The Dirt on Composting

I am delighted with the thought that in my lifetime the word compost is understood and embraced by many. I often interject the word ‘compost’ in casual conversation to watch for a glimmer of recognition from the person I’m talking with. While folks may recognize the concept, they may not necessarily practice this elegantly simple activity and I certainly encourage homeowners to consider composting benefits to adopt best gardening practices and start your own compost project.

There are several benefits gained from composting as a household activity, primary is the fact that composting helps reduce the waste that is sent to landfills. Texas A&M AgriLife Extension EarthKind program estimates that “millions of tons of leaves, grass clippings, tree limbs, weeds, organic debris and other yard wastes end up in Texas landfills” and “represents about 20 percent of all trash placed in landfills.” This means that composting has the potential to lighten the fiscal load of millions of taxpayer dollars spent in collecting and disposing of household waste. In the garden and home landscape, compost can be used as mulch or mixed into the soil to aid in soil conditioning and supplementing soil nutrition. The organic material in compost helps loosen the soil and provides improved aeration and drainage. The composition of compost also improves the soils ability to hold water and can reduce the frequency of landscape irrigation.

When we compost, we imitate a natural process of decay to capture nutrient rich material that we can use in the garden. The materials needed to create this decay are carbon rich ‘browns’ such as fallen leaves, nitrogen rich ‘greens’ such as lawn clippings or vegetable scraps, water and oxygen. There are microorganisms such as different kinds of bacteria and fungi that assist in breaking down organic materials to form compost. The microbes use the carbon for energy and nitrogen for protein synthesis. Water helps with decomposition and keeps the pile’s temperature regulated. Also remember that active composting is an aerobic process, occurring in the presence of oxygen.

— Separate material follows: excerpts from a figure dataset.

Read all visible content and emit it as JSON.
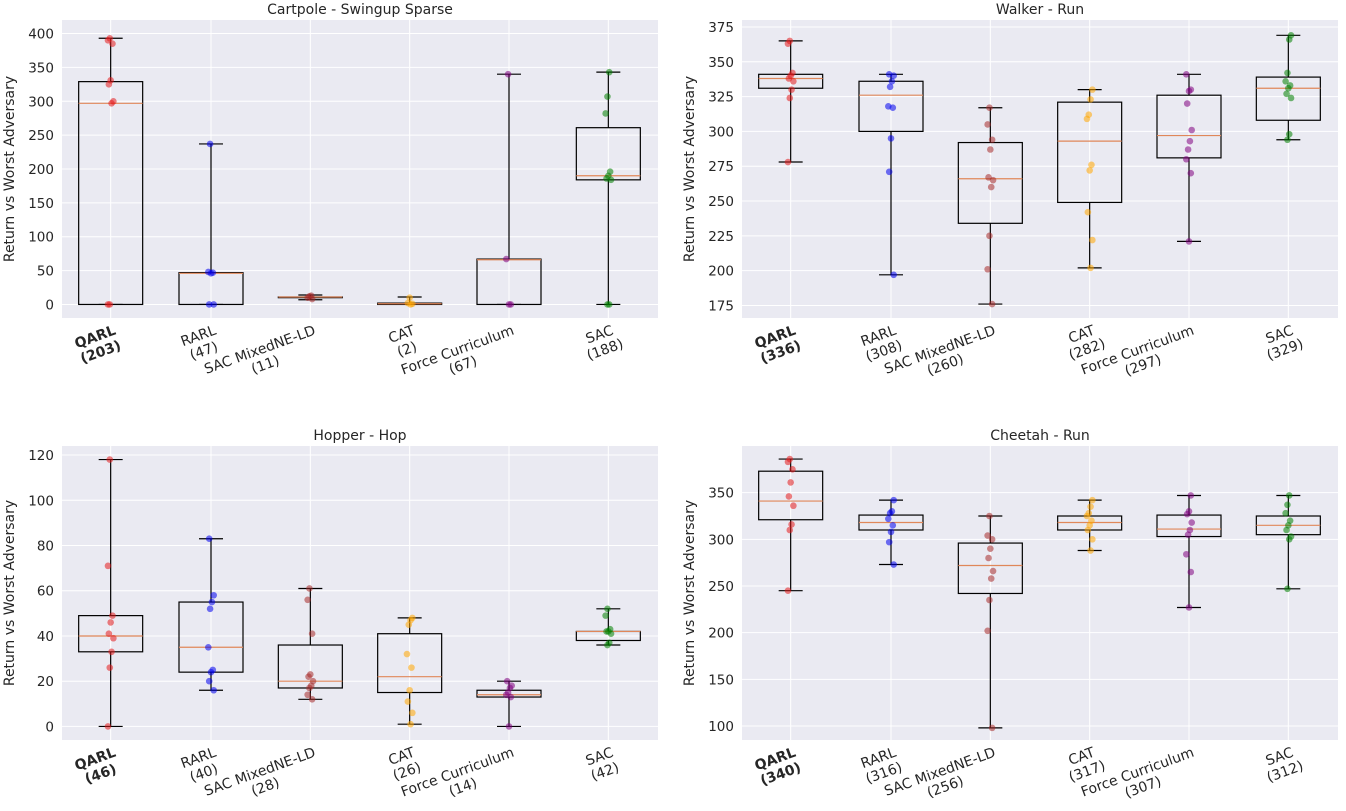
{
  "colors": {
    "background": "#eaeaf2",
    "grid": "#ffffff",
    "box": "#000000",
    "median": "#e0875a",
    "points": [
      "#e41a1c",
      "#0000ee",
      "#a52a2a",
      "#ffa500",
      "#800080",
      "#008000"
    ]
  },
  "chart_data": [
    {
      "type": "box",
      "title": "Cartpole - Swingup Sparse",
      "ylabel": "Return vs Worst Adversary",
      "ylim": [
        -20,
        420
      ],
      "yticks": [
        0,
        50,
        100,
        150,
        200,
        250,
        300,
        350,
        400
      ],
      "grid": true,
      "categories": [
        "QARL",
        "RARL",
        "SAC MixedNE-LD",
        "CAT",
        "Force Curriculum",
        "SAC"
      ],
      "category_labels": [
        "(203)",
        "(47)",
        "(11)",
        "(2)",
        "(67)",
        "(188)"
      ],
      "boxes": [
        {
          "whislo": 0,
          "q1": 0,
          "med": 297,
          "q3": 329,
          "whishi": 393,
          "points": [
            0,
            0,
            297,
            300,
            325,
            331,
            385,
            390,
            393
          ]
        },
        {
          "whislo": 0,
          "q1": 0,
          "med": 46,
          "q3": 47,
          "whishi": 237,
          "points": [
            0,
            0,
            46,
            47,
            48,
            237
          ]
        },
        {
          "whislo": 7,
          "q1": 10,
          "med": 11,
          "q3": 11,
          "whishi": 14,
          "points": [
            8,
            10,
            12,
            13
          ]
        },
        {
          "whislo": 0,
          "q1": 0,
          "med": 1,
          "q3": 2,
          "whishi": 11,
          "points": [
            0,
            1,
            2,
            10
          ]
        },
        {
          "whislo": 0,
          "q1": 0,
          "med": 66,
          "q3": 67,
          "whishi": 340,
          "points": [
            0,
            0,
            67,
            340
          ]
        },
        {
          "whislo": 0,
          "q1": 184,
          "med": 190,
          "q3": 261,
          "whishi": 343,
          "points": [
            0,
            0,
            184,
            186,
            190,
            196,
            282,
            307,
            343
          ]
        }
      ]
    },
    {
      "type": "box",
      "title": "Walker - Run",
      "ylabel": "Return vs Worst Adversary",
      "ylim": [
        166,
        380
      ],
      "yticks": [
        175,
        200,
        225,
        250,
        275,
        300,
        325,
        350,
        375
      ],
      "grid": true,
      "categories": [
        "QARL",
        "RARL",
        "SAC MixedNE-LD",
        "CAT",
        "Force Curriculum",
        "SAC"
      ],
      "category_labels": [
        "(336)",
        "(308)",
        "(260)",
        "(282)",
        "(297)",
        "(329)"
      ],
      "boxes": [
        {
          "whislo": 278,
          "q1": 331,
          "med": 338,
          "q3": 341,
          "whishi": 365,
          "points": [
            278,
            324,
            330,
            336,
            338,
            340,
            342,
            363,
            365
          ]
        },
        {
          "whislo": 197,
          "q1": 300,
          "med": 326,
          "q3": 336,
          "whishi": 341,
          "points": [
            197,
            271,
            295,
            317,
            318,
            332,
            336,
            340,
            341
          ]
        },
        {
          "whislo": 176,
          "q1": 234,
          "med": 266,
          "q3": 292,
          "whishi": 317,
          "points": [
            176,
            201,
            225,
            260,
            265,
            267,
            287,
            294,
            305,
            317
          ]
        },
        {
          "whislo": 202,
          "q1": 249,
          "med": 293,
          "q3": 321,
          "whishi": 330,
          "points": [
            202,
            222,
            242,
            272,
            276,
            309,
            312,
            323,
            330
          ]
        },
        {
          "whislo": 221,
          "q1": 281,
          "med": 297,
          "q3": 326,
          "whishi": 341,
          "points": [
            221,
            270,
            280,
            287,
            293,
            301,
            320,
            329,
            330,
            341
          ]
        },
        {
          "whislo": 294,
          "q1": 308,
          "med": 331,
          "q3": 339,
          "whishi": 369,
          "points": [
            294,
            298,
            324,
            327,
            331,
            333,
            336,
            342,
            366,
            369
          ]
        }
      ]
    },
    {
      "type": "box",
      "title": "Hopper - Hop",
      "ylabel": "Return vs Worst Adversary",
      "ylim": [
        -6,
        124
      ],
      "yticks": [
        0,
        20,
        40,
        60,
        80,
        100,
        120
      ],
      "grid": true,
      "categories": [
        "QARL",
        "RARL",
        "SAC MixedNE-LD",
        "CAT",
        "Force Curriculum",
        "SAC"
      ],
      "category_labels": [
        "(46)",
        "(40)",
        "(28)",
        "(26)",
        "(14)",
        "(42)"
      ],
      "boxes": [
        {
          "whislo": 0,
          "q1": 33,
          "med": 40,
          "q3": 49,
          "whishi": 118,
          "points": [
            0,
            26,
            33,
            39,
            41,
            46,
            49,
            71,
            118
          ]
        },
        {
          "whislo": 16,
          "q1": 24,
          "med": 35,
          "q3": 55,
          "whishi": 83,
          "points": [
            16,
            20,
            24,
            25,
            35,
            52,
            55,
            58,
            83
          ]
        },
        {
          "whislo": 12,
          "q1": 17,
          "med": 20,
          "q3": 36,
          "whishi": 61,
          "points": [
            12,
            14,
            17,
            18,
            20,
            22,
            23,
            41,
            56,
            61
          ]
        },
        {
          "whislo": 1,
          "q1": 15,
          "med": 22,
          "q3": 41,
          "whishi": 48,
          "points": [
            1,
            6,
            11,
            16,
            26,
            32,
            45,
            47,
            48
          ]
        },
        {
          "whislo": 0,
          "q1": 13,
          "med": 14,
          "q3": 16,
          "whishi": 20,
          "points": [
            0,
            13,
            14,
            15,
            17,
            18,
            20
          ]
        },
        {
          "whislo": 36,
          "q1": 38,
          "med": 42,
          "q3": 42,
          "whishi": 52,
          "points": [
            36,
            37,
            41,
            42,
            42,
            43,
            49,
            52
          ]
        }
      ]
    },
    {
      "type": "box",
      "title": "Cheetah - Run",
      "ylabel": "Return vs Worst Adversary",
      "ylim": [
        85,
        400
      ],
      "yticks": [
        100,
        150,
        200,
        250,
        300,
        350
      ],
      "grid": true,
      "categories": [
        "QARL",
        "RARL",
        "SAC MixedNE-LD",
        "CAT",
        "Force Curriculum",
        "SAC"
      ],
      "category_labels": [
        "(340)",
        "(316)",
        "(256)",
        "(317)",
        "(307)",
        "(312)"
      ],
      "boxes": [
        {
          "whislo": 245,
          "q1": 321,
          "med": 341,
          "q3": 373,
          "whishi": 386,
          "points": [
            245,
            310,
            316,
            336,
            346,
            361,
            375,
            383,
            386
          ]
        },
        {
          "whislo": 273,
          "q1": 310,
          "med": 318,
          "q3": 326,
          "whishi": 342,
          "points": [
            273,
            297,
            308,
            315,
            322,
            328,
            330,
            342
          ]
        },
        {
          "whislo": 98,
          "q1": 242,
          "med": 272,
          "q3": 296,
          "whishi": 325,
          "points": [
            98,
            202,
            235,
            258,
            266,
            280,
            290,
            300,
            304,
            325
          ]
        },
        {
          "whislo": 288,
          "q1": 310,
          "med": 318,
          "q3": 325,
          "whishi": 342,
          "points": [
            288,
            300,
            310,
            315,
            320,
            325,
            328,
            335,
            342
          ]
        },
        {
          "whislo": 227,
          "q1": 303,
          "med": 311,
          "q3": 326,
          "whishi": 347,
          "points": [
            227,
            265,
            284,
            305,
            310,
            318,
            327,
            330,
            347
          ]
        },
        {
          "whislo": 247,
          "q1": 305,
          "med": 315,
          "q3": 325,
          "whishi": 347,
          "points": [
            247,
            300,
            303,
            310,
            315,
            320,
            328,
            337,
            347
          ]
        }
      ]
    }
  ]
}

Here’s a few tips to making a compost bin. Pick a location for your compost pile that is in a convenient place for transferring finished material to your garden as well as access to a water source. You can purchase a commercially made compost tumbler if you are limited for space, and I prefer to make my compost bin in ground. Clear an area at your location that is at least 4 ft x 4 ft. I recommend constructing a 3-sided structure that surrounds your compost pile, one end open to facilitate material turning, watering and eventually digging out. Begin by laying down 3 to 4 inches of carbon-rich browns such as corn stalks, straw and leaves. Top that with several inches of greens. Don’t forget to spray water on the layers before you add the next. Continue layering greens and browns until the pile is 3 feet high and add a thin layer of soil as a sort of starter. When thinking of the kind of appropriate materials to add, I offer a simple rule of thumb as advice that I once heard from a well-seasoned gardener: add nothing with eyes! This means not adding animal waste like meat products or dairy, products that will emit foul odors as they decay and may attract unwanted pests such as rodents and fire ants. Use a ratio of 2 parts carbon-rich materials such as shredded leaves, brown paper bags, coffee filters, etc. to 1-part nitrogen-rich matter such as vegetable scraps and lawn clippings. When watering, and maintaining moisture in your pile, the mixture should be as wet as a wrung-out sponge. Mix the entire pile occasionally and allow decomposition to occur for a few months. Composting is an activity you can do solo or as a family and can be performed year-round.